Methods: Older women, with all cancer types and stages, who completed primary cancer treatment (i.e., chemotherapy, surgery, radiation) within the past five years, were eligible to participate. Older female survivors completed one-time surveys to assess HRQoL (RAND-36), body mass index (BMI), diet quality (Diet History Questionnaire II), and self-rated health. Demographic information and medical record data were also collected. Diet History Questionnaire II results were converted to 2015-2020 Healthy Eating Index (HEI) scores. Descriptive analyses, correlations, and stepwise linear regressions were utilized. Results: Participants (n=171) were, on average, 72.72 ±7.40 years old, and the majority were white (90.0%), had a household income between $20,000 and $100,000 (53.8%), completed at least a bachelor’s degree (54.7%), and were breast cancer survivors (68.0%). Mean BMI was 27.71±6.20 (overweight) with 63.7% of the participants being overweight or obese. Participant’s average physical and mental HRQoL composite scores were 41.94±10.50 and 48.47±7.18, respectively, out of 100. The mean HEI-2015 score of participants was 66.54±10.01, out of 100. Having higher educational attainment (β=0.417, p=0.032) and greater physical HRQoL (β=0.430, p=0.028) was associated with higher HEI scores. Having higher educational attainment (β=0.574, p=0.004) was also associated with higher mental HRQoL, and higher physical HRQoL (β=0.679, p<0.001) was associated with better self-rated health. Conclusions: Older female cancer survivors were found to have poor diet quality and high rates of being overweight or obese. Nutritional intake and HRQoL were found to be interrelated and associated with educational attainment. Results indicate the need for nutritional screening and consulting during cancer survivorship. Tailored lifestyle interventions, considering socioeconomic status, may improve the diet quality of older female survivors and help prevent chronic disease, mitigate treatment effects, and improve HRQoL in this underserved population.
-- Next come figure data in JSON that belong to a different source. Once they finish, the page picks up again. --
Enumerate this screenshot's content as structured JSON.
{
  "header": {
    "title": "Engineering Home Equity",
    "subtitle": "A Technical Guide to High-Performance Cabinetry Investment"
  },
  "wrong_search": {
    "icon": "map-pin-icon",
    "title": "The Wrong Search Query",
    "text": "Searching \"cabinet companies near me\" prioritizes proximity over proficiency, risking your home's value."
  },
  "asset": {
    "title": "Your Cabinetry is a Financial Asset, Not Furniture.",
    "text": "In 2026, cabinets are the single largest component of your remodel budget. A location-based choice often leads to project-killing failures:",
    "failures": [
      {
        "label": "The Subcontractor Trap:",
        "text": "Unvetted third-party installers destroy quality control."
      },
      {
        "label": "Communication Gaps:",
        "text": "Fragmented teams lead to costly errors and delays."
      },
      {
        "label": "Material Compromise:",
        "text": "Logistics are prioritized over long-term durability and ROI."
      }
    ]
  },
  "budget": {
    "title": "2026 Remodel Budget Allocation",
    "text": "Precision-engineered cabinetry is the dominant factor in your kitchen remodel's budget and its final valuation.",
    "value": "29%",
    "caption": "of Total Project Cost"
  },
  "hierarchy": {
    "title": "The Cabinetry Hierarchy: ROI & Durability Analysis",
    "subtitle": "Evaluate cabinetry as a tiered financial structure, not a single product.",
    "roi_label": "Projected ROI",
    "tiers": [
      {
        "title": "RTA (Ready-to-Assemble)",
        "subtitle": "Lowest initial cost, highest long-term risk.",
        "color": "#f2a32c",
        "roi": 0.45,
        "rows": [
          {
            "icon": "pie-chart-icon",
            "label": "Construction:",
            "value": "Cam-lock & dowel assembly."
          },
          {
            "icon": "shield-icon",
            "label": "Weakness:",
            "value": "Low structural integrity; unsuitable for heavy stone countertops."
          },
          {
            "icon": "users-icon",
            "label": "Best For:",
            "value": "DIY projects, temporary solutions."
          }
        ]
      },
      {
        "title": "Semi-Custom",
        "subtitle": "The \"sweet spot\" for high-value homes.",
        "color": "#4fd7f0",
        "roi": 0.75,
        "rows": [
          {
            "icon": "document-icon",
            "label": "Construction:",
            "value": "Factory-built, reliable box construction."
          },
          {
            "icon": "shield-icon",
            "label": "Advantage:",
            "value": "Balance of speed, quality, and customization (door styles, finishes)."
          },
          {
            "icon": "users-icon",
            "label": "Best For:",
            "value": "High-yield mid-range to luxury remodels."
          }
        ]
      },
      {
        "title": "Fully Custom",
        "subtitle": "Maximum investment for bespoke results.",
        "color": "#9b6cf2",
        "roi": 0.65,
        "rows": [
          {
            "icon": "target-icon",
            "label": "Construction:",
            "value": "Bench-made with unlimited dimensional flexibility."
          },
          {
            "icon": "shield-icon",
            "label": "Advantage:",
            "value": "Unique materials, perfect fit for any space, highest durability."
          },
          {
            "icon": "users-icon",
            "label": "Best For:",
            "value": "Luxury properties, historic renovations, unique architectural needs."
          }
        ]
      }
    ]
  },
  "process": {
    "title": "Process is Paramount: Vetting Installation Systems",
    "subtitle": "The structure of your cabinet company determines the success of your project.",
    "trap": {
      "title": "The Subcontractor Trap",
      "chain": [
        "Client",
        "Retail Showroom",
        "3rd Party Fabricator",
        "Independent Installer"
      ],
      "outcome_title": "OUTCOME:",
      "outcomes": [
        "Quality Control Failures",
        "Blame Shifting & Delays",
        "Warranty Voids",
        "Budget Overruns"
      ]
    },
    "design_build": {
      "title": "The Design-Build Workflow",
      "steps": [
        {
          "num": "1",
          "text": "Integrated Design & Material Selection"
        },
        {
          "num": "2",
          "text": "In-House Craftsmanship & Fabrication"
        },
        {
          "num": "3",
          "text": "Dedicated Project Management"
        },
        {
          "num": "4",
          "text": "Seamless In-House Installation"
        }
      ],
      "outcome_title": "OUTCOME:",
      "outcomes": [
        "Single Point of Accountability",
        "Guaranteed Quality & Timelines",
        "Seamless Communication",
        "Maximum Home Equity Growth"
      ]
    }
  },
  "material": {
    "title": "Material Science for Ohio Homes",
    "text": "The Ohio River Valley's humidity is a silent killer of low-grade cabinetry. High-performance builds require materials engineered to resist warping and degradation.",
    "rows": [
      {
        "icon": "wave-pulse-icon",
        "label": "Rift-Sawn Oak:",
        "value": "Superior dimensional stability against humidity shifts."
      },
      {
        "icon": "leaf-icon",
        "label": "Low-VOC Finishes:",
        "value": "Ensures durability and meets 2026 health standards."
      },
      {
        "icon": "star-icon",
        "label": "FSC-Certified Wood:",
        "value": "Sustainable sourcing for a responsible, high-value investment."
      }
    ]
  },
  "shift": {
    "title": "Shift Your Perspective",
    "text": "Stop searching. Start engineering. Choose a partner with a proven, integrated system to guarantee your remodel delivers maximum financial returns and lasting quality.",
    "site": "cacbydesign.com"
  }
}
Citation Format: Christian Stephens, Jill Clutter, Jessica Krok-Schoen. The relationship between socioeconomic status and nutritional intake in older female cancer survivors [abstract]. In: Proceedings of the AACR Virtual Conference: Thirteenth AACR Conference on the Science of Cancer Health Disparities in Racial/Ethnic Minorities and the Medically Underserved; 2020 Oct 2-4. Philadelphia (PA): AACR; Cancer Epidemiol Biomarkers Prev 2020;29(12 Suppl):Abstract nr PO-081.